This episode is brought to you by DataFold, a testing automation platform for data engineers that finds data quality issues before the code and data are deployed to production.

DataFold leverages data diffing to compare production and development environments and column level lineage to show you the exact impact of every code change on data, metrics, and BI tools,

keeping your team productive and stakeholders happy.

DataFold integrates with DBT, the modern data stack, and seamlessly plugs in your DataCI for team wide and automated testing.

If you are migrating to a modern data stack, DataFold can also help you automate data and code validation to speed up the migration.

Learn more about data fold by visiting data engineering podcast.com/datafold

today.

So 1 of the things that you just pointed out is this setting that will allow you to log queries that are deviations from the norm. And

if you don't already know about this or you're not familiar with Postgres, you don't know to make that change to log those queries. And so when you do run into the performance errors and you're trying to find some common thread to be able to address it, you're not gonna be able to have that information at hand. So as you are deploying a new Postgres instance, what are some of the things that you always make sure to change because you want to be able to have that information when you need it rather than saying, everything's not working, but now in order to get the things that I need to know if I first have to make a bunch of changes and then wait?

Yeah. No. It's a it's a good question. So I think the so the 2 things I would always enable so coming back to, you know, some settings are harder to change, so you should change the settings early that, you know, are hard to change so you don't have to restart database later. And so, there's 2 extensions that are bundled with Postgres that are kind of part of what Postgres calls contrib that it would always enable.

The first 1 is pgstatstatements.

So pgstatstatements

collects the query statistics, and that's,

something you can always turn on in production systems. Like, I've not seen well, I mean, there's some edge cases, but, like, let's just say, for the most part, I've not seen any performance issues at all with that. And so it's it's just something that really gives you a lot of details around, you know, just which queries have executed. So pgstatstatements, I would turn that on. I would add that to share preload libraries, which

statements, I would turn that on. I would add that to share preload libraries, which is the setting that requires to restart. So I would make sure to make that change. For most production systems, I would also enable auto explain, which we just referenced,

which, you know, locks the slow query execution plans. Now auto explain has the same way speech statements, has settings that control whether it's actually running. And so the just that shared preload setting is the 1 you need to change at start time, but there's other settings that control, you know, what threshold or it should even run at all. And so that's why I would just make sure you enable it even if you turn it off again. Right? Just so that then you can turn it on if needed without the restart. I think apart from that, the good news is from a diagnostics perspective,

most things that I can think of right now are changeable without a restart.

So there are some things that I would enable that are more around logging and just logging more things. So for example, it's helpful, like, so Postgres has auto vacuum blocks.

And auto vacuum, you know, for those of you not familiar, is kind of that process in Postgres where it cleans up dead rows. Right? So, like, as you're updating and deleting things, they leave behind these dead rows and tables, and then, you know, that's just how Postgres' MVC model works, and then Postgres cleans those up using autovacuum.

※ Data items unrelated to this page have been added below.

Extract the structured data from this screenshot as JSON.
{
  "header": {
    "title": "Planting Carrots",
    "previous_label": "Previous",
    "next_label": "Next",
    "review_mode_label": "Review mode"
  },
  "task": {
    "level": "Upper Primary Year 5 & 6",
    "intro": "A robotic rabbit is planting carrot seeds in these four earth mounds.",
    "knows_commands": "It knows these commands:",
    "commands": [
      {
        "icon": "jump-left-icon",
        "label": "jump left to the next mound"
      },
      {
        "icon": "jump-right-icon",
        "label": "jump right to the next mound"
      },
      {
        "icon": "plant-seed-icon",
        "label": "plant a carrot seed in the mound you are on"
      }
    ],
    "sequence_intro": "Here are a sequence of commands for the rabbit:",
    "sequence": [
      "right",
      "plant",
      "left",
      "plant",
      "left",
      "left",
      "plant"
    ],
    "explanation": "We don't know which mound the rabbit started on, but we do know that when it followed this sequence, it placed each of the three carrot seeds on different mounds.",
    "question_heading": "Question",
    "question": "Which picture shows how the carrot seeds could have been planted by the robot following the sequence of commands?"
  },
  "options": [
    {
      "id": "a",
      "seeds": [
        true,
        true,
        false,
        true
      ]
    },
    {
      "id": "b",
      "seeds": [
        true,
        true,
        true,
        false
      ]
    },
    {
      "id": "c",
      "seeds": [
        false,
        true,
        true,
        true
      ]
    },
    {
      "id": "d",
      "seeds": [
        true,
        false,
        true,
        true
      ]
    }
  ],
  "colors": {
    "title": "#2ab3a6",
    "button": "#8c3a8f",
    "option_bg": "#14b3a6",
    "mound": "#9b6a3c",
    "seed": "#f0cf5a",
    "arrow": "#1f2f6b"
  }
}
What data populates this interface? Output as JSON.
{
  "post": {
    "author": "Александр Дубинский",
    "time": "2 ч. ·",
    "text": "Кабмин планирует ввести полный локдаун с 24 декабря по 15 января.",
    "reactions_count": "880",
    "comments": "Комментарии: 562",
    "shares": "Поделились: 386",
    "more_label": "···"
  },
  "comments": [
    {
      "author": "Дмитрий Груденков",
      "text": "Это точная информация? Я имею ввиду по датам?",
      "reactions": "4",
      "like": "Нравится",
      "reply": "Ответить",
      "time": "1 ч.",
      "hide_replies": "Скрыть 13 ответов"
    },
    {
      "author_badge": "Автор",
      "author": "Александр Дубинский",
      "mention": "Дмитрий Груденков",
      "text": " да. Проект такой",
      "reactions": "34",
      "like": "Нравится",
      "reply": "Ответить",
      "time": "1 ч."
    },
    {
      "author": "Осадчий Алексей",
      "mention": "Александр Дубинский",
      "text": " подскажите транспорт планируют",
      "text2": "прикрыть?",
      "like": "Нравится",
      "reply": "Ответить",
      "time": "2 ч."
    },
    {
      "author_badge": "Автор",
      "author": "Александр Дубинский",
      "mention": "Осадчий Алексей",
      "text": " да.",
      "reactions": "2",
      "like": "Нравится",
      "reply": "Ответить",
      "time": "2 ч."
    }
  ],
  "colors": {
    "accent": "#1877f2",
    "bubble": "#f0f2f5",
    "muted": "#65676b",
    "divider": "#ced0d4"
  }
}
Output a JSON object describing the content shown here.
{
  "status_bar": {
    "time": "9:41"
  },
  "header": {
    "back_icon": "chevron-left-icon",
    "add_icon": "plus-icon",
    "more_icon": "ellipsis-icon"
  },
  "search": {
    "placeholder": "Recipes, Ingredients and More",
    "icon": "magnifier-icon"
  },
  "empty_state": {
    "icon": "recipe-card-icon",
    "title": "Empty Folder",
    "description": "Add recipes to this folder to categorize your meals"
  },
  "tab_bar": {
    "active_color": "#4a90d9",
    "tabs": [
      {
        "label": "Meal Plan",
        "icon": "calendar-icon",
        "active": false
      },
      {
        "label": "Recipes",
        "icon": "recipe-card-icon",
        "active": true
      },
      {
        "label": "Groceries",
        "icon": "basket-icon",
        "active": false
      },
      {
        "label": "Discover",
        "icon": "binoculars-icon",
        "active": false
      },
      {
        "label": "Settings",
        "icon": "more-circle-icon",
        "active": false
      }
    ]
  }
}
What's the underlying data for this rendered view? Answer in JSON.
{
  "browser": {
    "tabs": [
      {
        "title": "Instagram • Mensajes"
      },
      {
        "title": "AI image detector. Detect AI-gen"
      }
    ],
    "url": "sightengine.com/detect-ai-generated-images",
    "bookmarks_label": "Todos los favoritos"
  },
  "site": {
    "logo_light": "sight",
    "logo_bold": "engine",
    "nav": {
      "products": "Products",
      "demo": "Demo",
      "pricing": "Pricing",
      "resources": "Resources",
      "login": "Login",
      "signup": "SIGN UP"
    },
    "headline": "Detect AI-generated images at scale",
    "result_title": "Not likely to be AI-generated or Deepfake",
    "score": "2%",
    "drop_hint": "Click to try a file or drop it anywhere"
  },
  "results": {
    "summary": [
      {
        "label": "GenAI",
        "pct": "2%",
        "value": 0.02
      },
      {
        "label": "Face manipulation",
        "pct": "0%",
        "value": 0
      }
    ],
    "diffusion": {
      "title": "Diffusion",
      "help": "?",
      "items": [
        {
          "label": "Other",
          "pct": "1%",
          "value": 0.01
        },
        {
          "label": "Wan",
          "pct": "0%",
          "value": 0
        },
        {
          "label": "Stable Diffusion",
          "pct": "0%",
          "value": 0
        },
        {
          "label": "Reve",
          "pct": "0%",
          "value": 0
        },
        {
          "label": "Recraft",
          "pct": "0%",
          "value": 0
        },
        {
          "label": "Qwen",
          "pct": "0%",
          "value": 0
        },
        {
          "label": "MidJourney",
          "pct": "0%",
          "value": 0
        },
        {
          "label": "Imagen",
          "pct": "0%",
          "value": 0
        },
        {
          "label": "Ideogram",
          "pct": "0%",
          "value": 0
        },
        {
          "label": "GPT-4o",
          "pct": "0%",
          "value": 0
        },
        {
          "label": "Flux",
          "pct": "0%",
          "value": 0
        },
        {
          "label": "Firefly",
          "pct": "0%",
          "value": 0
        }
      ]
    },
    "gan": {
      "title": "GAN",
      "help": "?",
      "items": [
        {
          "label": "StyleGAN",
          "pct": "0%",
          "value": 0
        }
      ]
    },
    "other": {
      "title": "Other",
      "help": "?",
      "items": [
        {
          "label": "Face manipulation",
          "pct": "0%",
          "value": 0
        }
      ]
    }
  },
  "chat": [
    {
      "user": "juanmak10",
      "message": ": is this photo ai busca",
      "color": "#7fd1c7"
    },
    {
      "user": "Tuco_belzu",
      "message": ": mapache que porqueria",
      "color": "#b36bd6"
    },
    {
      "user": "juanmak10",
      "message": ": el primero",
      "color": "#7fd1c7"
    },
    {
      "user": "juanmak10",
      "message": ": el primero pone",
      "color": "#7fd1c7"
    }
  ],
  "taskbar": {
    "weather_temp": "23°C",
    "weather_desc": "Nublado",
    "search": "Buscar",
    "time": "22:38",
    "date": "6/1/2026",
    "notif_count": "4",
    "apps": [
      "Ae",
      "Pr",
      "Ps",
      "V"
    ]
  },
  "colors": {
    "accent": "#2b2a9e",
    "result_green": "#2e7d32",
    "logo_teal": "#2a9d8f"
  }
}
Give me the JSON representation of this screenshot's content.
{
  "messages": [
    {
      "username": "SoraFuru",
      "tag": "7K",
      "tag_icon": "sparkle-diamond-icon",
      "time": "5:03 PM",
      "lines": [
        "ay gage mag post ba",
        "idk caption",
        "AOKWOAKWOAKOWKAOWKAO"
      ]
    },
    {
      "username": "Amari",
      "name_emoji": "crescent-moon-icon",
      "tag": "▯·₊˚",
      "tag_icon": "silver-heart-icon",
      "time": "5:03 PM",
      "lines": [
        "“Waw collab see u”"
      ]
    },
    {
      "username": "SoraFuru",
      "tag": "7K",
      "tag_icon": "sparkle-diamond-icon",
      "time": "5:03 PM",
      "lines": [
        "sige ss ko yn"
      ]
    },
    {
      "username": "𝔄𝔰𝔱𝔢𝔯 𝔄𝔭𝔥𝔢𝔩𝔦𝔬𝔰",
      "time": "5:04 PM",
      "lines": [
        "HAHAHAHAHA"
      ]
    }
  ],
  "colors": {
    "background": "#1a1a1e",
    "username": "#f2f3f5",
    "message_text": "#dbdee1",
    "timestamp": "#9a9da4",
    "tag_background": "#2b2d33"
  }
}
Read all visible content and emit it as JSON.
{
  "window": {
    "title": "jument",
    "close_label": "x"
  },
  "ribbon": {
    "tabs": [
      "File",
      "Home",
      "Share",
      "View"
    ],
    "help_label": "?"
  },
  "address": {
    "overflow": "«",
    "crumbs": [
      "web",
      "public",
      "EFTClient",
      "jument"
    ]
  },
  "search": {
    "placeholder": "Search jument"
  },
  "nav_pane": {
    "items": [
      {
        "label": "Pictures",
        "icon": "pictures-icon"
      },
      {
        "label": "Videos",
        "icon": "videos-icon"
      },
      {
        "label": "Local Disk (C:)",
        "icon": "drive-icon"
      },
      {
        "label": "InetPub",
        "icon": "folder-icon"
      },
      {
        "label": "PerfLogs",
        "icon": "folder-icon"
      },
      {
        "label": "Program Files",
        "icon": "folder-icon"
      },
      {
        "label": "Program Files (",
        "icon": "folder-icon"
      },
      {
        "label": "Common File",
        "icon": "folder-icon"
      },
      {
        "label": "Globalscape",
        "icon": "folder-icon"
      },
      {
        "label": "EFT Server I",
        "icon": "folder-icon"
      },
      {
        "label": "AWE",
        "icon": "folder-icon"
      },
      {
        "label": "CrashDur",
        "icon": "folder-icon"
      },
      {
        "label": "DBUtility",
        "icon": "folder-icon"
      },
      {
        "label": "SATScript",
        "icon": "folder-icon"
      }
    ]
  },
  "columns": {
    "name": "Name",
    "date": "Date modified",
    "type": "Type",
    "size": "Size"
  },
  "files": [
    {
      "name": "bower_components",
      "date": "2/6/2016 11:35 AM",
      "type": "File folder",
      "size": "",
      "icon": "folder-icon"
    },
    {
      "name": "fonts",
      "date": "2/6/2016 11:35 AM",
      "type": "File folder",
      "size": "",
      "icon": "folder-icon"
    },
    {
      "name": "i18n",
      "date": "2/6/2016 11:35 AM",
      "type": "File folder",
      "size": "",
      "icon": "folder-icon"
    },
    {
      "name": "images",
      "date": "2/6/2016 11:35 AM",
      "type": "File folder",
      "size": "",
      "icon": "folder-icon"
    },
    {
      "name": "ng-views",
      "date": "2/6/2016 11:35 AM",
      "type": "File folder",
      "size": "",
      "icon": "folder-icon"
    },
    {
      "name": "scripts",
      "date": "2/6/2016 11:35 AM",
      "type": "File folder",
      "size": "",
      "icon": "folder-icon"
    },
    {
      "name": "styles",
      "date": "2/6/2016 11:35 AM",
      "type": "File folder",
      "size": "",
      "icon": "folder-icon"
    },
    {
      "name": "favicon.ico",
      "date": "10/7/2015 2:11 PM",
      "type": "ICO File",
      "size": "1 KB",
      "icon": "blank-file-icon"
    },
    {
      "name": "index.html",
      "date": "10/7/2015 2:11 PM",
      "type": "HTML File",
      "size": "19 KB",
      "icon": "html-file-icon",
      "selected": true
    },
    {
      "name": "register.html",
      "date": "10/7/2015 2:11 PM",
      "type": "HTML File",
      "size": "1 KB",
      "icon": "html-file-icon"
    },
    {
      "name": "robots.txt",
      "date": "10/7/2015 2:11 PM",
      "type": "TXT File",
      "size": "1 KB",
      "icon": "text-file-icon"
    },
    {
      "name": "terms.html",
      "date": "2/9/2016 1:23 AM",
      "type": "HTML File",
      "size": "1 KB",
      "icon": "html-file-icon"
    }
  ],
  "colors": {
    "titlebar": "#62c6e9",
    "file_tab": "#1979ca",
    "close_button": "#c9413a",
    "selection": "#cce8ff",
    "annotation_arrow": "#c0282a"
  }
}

And so understanding when autovacuum is not working is very helpful, and so there isn't lock there's a setting called lock auto vacuum integration, which you can just set to 0, which means any auto vacuum process, the the results essentially get logged. And I find that really helpful because it kind of gives you the, you know, kind of you know what's going on essentially. I mean, you can just look at the logs to to see what happened. Apart from that, the 1 other thing that comes to mind right now is around temporary files.

So there's lock temp file settings,

which essentially tells you, you know, when a query has to spill

to disk. So essentially, like, let's say, query tries to do a sort or hash operation

and the in memory space that it is it's allowed to use is not big enough, And so it has to do it right to disk to essentially temporarily,

you know, save that some wells. And that can be quite expensive in terms of IO, and so it's important to, you know, know when that happens as lock time files tell you that.

A lot of these changes for people who aren't familiar with databases and their internal workings and the ways that they came to be how they are, it can seem very esoteric and

arbitrary.

And most of the database engines that are in common use, particularly for transactional workloads, have been around for decades. They've gone through many iterations.

They've gone through significant evolution in their design and their

usage.

I'm wondering what are some of the lessons

that we have learned communally as an industry from running these systems over the years and some of the ways that that has influenced

the ways that we think about some of the performance characteristics, some of the tuning parameters, some of the ways that the engine itself should be responsible for its own well-being

that we're carrying forward either into successive versions of the same engines or in new database systems that are being designed and deployed?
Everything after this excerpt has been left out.